Come termine di confronto, The Borrowers offre quasi la forma opposta di incanto: su piccola scala, domestica, affettuosa e radicata nella logica della casa. The Botanic Garden è utile come diverso tipo di testo ornato e più antico, in cui l’esibizione verbale e la tessitura storica contano quanto la leggibilità diretta. The Boys' Sherlock Holmes ricorda a sua volta che la prosa più antica può essere ancora invitante quando il motore narrativo è forte; Dunsany, al contrario, chiede ai lettori di accettare un motore più sciolto in cambio dell’atmosfera.

Questo valore comparativo è parte della vera forza del libro in un contesto bibliotecario. Non ogni recensione deve concludersi con una raccomandazione senza riserve. Alcuni libri contano perché affinano il senso delle preferenze di un lettore. The Book of Wonder lo fa molto bene.

Valutazione finale

The Book of Wonder non è una lettura obbligata per ogni lettore fantasy, e fingere il contrario appiattirebbe ciò che ha di peculiare.

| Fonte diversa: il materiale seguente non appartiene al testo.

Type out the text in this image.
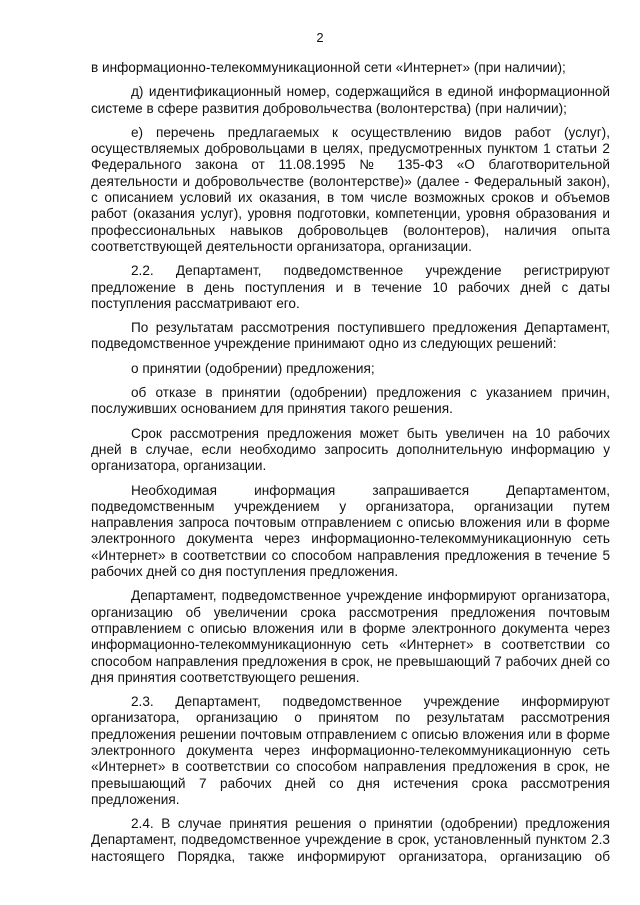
2

в информационно-телекоммуникационной сети «Интернет» (при наличии);

д) идентификационный номер, содержащийся в единой информационной системе в сфере развития добровольчества (волонтерства) (при наличии);

е) перечень предлагаемых к осуществлению видов работ (услуг), осуществляемых добровольцами в целях, предусмотренных пунктом 1 статьи 2 Федерального закона от 11.08.1995 № 135-ФЗ «О благотворительной деятельности и добровольчестве (волонтерстве)» (далее - Федеральный закон), с описанием условий их оказания, в том числе возможных сроков и объемов работ (оказания услуг), уровня подготовки, компетенции, уровня образования и профессиональных навыков добровольцев (волонтеров), наличия опыта соответствующей деятельности организатора, организации.

2.2. Департамент, подведомственное учреждение регистрируют предложение в день поступления и в течение 10 рабочих дней с даты поступления рассматривают его.

По результатам рассмотрения поступившего предложения Департамент, подведомственное учреждение принимают одно из следующих решений:

о принятии (одобрении) предложения;

об отказе в принятии (одобрении) предложения с указанием причин, послуживших основанием для принятия такого решения.

Срок рассмотрения предложения может быть увеличен на 10 рабочих дней в случае, если необходимо запросить дополнительную информацию у организатора, организации.

Необходимая информация запрашивается Департаментом, подведомственным учреждением у организатора, организации путем направления запроса почтовым отправлением с описью вложения или в форме электронного документа через информационно-телекоммуникационную сеть «Интернет» в соответствии со способом направления предложения в течение 5 рабочих дней со дня поступления предложения.

Департамент, подведомственное учреждение информируют организатора, организацию об увеличении срока рассмотрения предложения почтовым отправлением с описью вложения или в форме электронного документа через информационно-телекоммуникационную сеть «Интернет» в соответствии со способом направления предложения в срок, не превышающий 7 рабочих дней со дня принятия соответствующего решения.

2.3. Департамент, подведомственное учреждение информируют организатора, организацию о принятом по результатам рассмотрения предложения решении почтовым отправлением с описью вложения или в форме электронного документа через информационно-телекоммуникационную сеть «Интернет» в соответствии со способом направления предложения в срок, не превышающий 7 рабочих дней со дня истечения срока рассмотрения предложения.

2.4. В случае принятия решения о принятии (одобрении) предложения Департамент, подведомственное учреждение в срок, установленный пунктом 2.3 настоящего Порядка, также информируют организатора, организацию об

È leggero di trama, emotivamente freddo e talvolta più vicino al mito decorativo che all’arte narrativa moderna. Ma questi non sono difetti in ogni contesto. Sono le condizioni della sua particolare bellezza.

Per i lettori che vogliono un fantasy simile a una lanterna fatta oscillare in una galleria buia di regni inventati, Dunsany offre qualcosa di raro. I migliori racconti del libro non sopraffanno per dimensione. Inquietano per implicazione. Questo rende la raccolta facile da ammirare storicamente, ma anche possibile da godere nel presente, purché il lettore vi si avvicini per ciò che è: non un mondo pienamente mappato, ma una sequenza di porte che si aprono sulla meraviglia.